Candace de Russy begins her article on popular culture's degenerate state this way:
The American public square has been blitzed with what Gawker.com, a gossip website, calls “revulse-amusement” and misused for what columnist Andrea Peyser terms a “raunch-fest” — revelry calculated, according to the New York Times, to churn up waves of “ethical nausea.”
She points out that the academic elite precipitate and justify the culture-smashing filth.
The role played by leftist cultural revolutionaries in the contemporary academy, who have propagated the belief
in outmoded decency and in fact championed its rejection (as well as that of all manner of other traditional standards of human behavior) has been seminal. As Doherty points out, “The turn-of-the-millennium academic buzz word for all this is ‘transgressive,’ an honorific assigned to any assault on refined sensibilities that lays bare the repression at the heart of bourgeois civilization.”

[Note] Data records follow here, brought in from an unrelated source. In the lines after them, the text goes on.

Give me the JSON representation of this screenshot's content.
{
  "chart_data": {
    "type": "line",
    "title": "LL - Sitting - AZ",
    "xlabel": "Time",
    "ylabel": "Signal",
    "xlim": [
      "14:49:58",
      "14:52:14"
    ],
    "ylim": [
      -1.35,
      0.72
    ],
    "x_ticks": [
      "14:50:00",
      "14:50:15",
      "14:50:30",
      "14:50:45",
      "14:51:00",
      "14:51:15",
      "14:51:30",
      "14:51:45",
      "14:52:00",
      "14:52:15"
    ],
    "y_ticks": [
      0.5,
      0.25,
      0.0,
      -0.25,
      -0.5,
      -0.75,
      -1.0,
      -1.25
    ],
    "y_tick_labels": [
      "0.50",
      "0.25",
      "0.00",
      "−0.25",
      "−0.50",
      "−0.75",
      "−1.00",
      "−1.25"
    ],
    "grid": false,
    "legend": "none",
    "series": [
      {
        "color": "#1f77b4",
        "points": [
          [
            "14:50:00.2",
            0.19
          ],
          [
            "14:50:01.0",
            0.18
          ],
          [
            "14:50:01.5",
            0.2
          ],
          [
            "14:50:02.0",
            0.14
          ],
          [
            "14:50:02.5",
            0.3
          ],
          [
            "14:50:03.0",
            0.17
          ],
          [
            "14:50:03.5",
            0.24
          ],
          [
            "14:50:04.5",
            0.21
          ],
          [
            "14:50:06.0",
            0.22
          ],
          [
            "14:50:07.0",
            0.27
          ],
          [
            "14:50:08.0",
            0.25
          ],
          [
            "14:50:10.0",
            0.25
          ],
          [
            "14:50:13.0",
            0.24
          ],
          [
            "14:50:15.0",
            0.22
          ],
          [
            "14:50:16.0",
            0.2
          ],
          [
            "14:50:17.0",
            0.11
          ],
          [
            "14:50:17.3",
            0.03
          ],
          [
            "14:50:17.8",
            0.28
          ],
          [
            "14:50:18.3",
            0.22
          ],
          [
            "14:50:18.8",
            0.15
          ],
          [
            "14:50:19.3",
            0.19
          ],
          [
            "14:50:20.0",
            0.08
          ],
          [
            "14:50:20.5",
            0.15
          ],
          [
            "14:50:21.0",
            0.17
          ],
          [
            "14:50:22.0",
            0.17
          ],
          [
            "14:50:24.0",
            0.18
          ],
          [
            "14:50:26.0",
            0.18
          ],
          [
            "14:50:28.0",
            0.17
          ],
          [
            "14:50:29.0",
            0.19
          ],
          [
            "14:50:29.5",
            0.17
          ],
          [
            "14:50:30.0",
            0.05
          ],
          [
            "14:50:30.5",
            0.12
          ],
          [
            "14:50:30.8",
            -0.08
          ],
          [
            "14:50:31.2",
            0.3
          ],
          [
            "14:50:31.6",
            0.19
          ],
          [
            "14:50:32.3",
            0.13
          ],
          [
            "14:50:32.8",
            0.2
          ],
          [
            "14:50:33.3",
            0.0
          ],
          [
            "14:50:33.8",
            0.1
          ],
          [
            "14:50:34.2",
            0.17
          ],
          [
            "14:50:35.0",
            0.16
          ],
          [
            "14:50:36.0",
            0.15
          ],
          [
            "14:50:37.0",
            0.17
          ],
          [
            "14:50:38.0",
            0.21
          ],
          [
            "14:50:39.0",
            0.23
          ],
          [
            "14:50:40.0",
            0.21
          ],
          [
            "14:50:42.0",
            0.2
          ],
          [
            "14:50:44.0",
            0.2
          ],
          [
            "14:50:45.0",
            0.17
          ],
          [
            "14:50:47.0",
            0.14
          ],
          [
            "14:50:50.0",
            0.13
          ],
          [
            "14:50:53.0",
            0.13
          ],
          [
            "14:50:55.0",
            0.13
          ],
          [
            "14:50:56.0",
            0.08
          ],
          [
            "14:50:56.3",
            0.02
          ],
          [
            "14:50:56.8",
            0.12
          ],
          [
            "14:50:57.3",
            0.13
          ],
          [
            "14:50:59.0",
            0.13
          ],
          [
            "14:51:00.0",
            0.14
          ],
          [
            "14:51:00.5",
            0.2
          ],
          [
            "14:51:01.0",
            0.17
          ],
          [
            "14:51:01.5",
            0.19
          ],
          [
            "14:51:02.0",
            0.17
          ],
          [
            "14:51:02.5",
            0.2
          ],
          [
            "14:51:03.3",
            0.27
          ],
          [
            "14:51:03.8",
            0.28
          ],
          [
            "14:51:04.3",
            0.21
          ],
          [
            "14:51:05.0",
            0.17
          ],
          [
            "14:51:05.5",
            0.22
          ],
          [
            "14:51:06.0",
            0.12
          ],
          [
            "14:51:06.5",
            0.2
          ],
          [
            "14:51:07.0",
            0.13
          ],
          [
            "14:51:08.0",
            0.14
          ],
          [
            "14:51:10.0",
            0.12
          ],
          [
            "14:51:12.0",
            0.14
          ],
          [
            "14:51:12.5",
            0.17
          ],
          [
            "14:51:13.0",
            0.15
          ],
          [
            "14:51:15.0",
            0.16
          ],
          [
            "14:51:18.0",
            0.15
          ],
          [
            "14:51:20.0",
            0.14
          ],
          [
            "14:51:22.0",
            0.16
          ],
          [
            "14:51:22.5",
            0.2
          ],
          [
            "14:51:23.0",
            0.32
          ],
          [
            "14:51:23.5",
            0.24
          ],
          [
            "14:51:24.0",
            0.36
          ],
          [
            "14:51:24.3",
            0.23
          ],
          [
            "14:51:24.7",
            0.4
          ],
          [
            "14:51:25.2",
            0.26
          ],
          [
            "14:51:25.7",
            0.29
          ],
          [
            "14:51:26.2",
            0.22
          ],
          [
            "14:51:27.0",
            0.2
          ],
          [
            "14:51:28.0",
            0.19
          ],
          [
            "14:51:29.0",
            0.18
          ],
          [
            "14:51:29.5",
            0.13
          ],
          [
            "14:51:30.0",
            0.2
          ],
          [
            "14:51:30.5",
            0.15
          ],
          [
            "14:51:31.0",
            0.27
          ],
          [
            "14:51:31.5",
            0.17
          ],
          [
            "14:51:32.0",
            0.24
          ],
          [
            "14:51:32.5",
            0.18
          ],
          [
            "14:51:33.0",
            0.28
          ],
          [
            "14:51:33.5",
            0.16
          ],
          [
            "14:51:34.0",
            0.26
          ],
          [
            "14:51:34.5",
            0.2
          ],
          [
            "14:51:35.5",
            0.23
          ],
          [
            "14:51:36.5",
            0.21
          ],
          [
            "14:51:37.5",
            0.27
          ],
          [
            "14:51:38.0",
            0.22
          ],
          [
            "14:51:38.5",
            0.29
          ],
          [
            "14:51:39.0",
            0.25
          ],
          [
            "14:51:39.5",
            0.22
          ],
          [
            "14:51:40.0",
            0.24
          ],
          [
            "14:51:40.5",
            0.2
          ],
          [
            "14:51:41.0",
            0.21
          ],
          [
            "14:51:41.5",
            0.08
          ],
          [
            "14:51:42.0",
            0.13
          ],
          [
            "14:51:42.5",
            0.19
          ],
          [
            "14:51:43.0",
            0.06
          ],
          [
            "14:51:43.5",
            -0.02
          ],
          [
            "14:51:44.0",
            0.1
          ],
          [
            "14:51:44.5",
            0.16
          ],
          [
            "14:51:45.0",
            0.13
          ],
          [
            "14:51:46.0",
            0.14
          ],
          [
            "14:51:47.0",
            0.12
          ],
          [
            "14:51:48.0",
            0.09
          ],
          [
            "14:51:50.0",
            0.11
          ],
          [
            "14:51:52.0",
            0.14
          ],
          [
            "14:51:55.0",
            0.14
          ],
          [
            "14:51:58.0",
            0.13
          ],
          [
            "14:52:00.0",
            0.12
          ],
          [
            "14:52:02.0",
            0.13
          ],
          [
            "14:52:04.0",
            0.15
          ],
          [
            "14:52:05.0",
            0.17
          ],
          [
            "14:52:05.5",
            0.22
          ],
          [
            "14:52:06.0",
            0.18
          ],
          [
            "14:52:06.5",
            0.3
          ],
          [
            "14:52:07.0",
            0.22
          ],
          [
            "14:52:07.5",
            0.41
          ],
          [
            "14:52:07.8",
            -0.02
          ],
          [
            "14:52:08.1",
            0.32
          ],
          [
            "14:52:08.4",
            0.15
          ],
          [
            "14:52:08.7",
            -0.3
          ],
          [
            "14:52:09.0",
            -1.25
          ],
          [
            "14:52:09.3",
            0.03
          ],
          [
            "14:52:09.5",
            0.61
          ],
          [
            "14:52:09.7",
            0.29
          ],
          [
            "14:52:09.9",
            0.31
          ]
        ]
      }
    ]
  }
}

The gross-out rage shows the extreme degree to which the transgression virus incubated by the intellectuals has entered into the public bloodstream. The lengths to which publicity-mongers must go to shock, and the public’s near inability to be shocked, are indications of what Roger Kimball (writing about transgressive art and sexual liberation in The Survival of Culture) calls “widespread moral anaesthesia”:
The fulfillment…of the radical emancipatory vision enunciated in the 1960s by such gurus as Herbert Marcuse and Norman O. Brown…When Tocqueville warned about the peculiar form of despotism that threatened democracy, he noted that instead of tyrannizing men, as past despotisms had done, it tended to infantilize them…What Tocqueville warned about, Marcuse celebrated, extolling the benefits of returning to a state of “primary narcissism”…in other words,…solipsism…as a moral indulgence, a way of life. (pp. 236-237)
If civilization is to be salvaged, we must transcend transgression — “regress,” as it were, to an understanding of culture as famously defined by Matthew Arnold, culture as the repository of humanity’s highest spiritual, intellectual and aesthetic aspirations, or “the best that has been thought and said in the world.”
There is no denying that it will be a long climb up from the current day depredation of gross-out culture and its like. But climb we must or sink in grossness, and thus be infantilized and ultimately rendered powerless in face of barbarism.